Creative Tax Planning Needs to be Able to Withstand Scrutiny in the Light of Day. Invisibility Can Only Give You a Sense of Ignorant Bliss.

Case in point: On May 9, 2014, various federal agencies announced that their criminal investigation of Swisspartners Group had come to an end with Swisspartners and its 3 subsidiaries agreeing to a Non-Prosecution Agreement (“NPA”). Under the NPA, Swisspartners is to pay $4.4 million in fines (not a big deal) and turn over files on 110 of its U.S. taxpayer clients (a very, very big deal). It is likely that these 110 U.S. taxpayers will be losing a lot of sleep and paying a lot of money to their criminal defense attorneys in their attempts to stay out of jail.

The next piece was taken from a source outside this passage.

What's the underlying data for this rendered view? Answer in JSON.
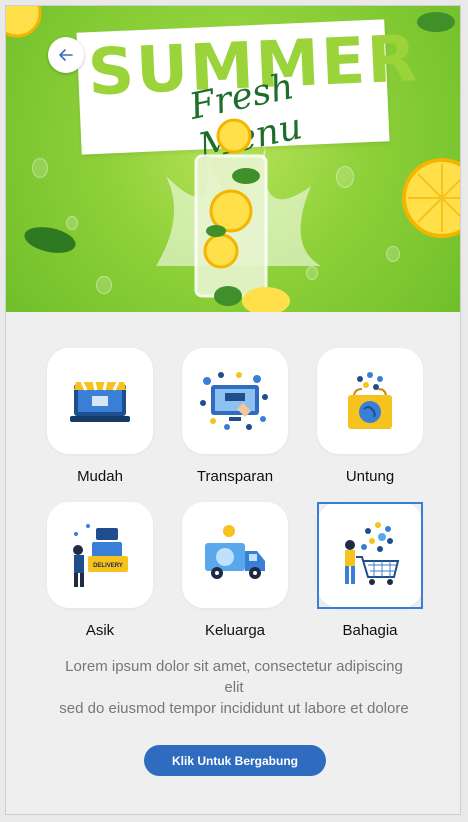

What did these taxpayers do with the assistance of Swisspartners? They got overly aggressive with a foreign private placement life insurance strategy whereby they placed their profitable, closely held businesses into foreign life insurance policy wrappers. The strategy takes advantage of the fact that internal life insurance investment earnings avoid income taxes when realized, and can be accessed through tax-free loans. The taxpayers hoped to shelter their business income from income taxation this way. Of course, many rules exist to prevent life insurance from investing in related party businesses, and there are several additional legal theories which could also be used to prohibit this type of transaction.  This did not stop Swisspartners, since its strategy mostly relied on its clients’ dealings being invisible to the U.S. government. Now that Switzerland’s walls of secrecy have come down, the light is shining on these transactions, and they will likely fail. Swisspartners’ clients will probably end up owing massive amounts of taxes, penalties and interest, and possibly even serving time in jail.

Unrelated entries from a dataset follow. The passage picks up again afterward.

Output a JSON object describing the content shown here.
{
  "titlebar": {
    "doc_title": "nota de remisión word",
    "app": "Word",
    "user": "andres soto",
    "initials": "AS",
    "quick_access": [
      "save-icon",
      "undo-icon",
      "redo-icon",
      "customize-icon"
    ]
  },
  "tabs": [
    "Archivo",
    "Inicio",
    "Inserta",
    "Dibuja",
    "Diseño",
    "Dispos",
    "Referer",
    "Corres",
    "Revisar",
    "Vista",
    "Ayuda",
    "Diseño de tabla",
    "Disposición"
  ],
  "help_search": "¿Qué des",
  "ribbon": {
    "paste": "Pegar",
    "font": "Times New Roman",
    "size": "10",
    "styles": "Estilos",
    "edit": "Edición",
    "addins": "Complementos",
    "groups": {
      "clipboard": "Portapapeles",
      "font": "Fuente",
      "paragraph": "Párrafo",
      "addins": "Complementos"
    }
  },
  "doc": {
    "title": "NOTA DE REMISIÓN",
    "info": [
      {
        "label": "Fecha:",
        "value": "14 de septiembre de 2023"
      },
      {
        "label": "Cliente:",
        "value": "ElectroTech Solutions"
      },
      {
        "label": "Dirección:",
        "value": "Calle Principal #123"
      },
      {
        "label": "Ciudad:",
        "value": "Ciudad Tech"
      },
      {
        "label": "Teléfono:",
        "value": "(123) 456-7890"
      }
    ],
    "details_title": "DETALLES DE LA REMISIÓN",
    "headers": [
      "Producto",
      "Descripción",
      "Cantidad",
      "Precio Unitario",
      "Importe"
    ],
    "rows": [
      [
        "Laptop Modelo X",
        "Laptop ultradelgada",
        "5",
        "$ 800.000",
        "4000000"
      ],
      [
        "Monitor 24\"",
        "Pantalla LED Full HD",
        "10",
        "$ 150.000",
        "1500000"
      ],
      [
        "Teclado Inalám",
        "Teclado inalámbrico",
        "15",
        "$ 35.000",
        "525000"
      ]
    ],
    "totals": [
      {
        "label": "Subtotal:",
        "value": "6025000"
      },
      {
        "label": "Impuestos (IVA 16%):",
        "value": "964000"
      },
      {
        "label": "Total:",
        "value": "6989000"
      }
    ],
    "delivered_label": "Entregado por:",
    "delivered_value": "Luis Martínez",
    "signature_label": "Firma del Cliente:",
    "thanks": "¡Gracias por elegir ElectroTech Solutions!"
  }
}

What was the biggest mistake made by these parties? They believed they could do as they pleased, despite the law, as long as they could stay invisible to the U.S. government, and they believed they could stay invisible forever.

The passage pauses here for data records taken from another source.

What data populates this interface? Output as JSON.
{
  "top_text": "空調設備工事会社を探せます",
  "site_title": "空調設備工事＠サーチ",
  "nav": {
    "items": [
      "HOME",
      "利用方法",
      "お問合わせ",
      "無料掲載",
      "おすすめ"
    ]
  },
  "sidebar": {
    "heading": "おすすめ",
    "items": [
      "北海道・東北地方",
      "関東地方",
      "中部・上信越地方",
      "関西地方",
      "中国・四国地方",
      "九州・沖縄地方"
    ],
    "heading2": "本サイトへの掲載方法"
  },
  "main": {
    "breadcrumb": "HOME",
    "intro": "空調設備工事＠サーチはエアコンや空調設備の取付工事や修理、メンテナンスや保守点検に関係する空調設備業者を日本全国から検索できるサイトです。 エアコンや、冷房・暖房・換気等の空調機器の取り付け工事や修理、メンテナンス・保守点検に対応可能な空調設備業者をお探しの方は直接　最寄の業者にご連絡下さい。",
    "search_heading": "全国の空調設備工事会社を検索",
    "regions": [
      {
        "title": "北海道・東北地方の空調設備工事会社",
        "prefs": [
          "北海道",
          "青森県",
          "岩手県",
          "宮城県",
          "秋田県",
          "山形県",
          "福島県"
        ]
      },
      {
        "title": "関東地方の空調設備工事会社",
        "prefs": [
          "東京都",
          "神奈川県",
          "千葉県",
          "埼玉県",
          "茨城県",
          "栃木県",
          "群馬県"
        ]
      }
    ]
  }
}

At Morgan & DiSalvo, we believe that any planning strategies we recommend must be able to survive in the light of day, whether under IRS or court scrutiny. The IRS does sometimes take aggressive positions that we do not believe will hold up in court. In those cases, we have no problem taking positions against the unsupportable or poorly supported IRS positions. The key is to make sure that our legal positions are as good as or better than those of the IRS, and that our clients are aware of their options and the risks of each. We do not base our recommendations on the ability to remain invisible. If any advisor tries to sell you a strategy where success is based on the transaction not being discovered, my advice is: run, do not walk, to the nearest exit!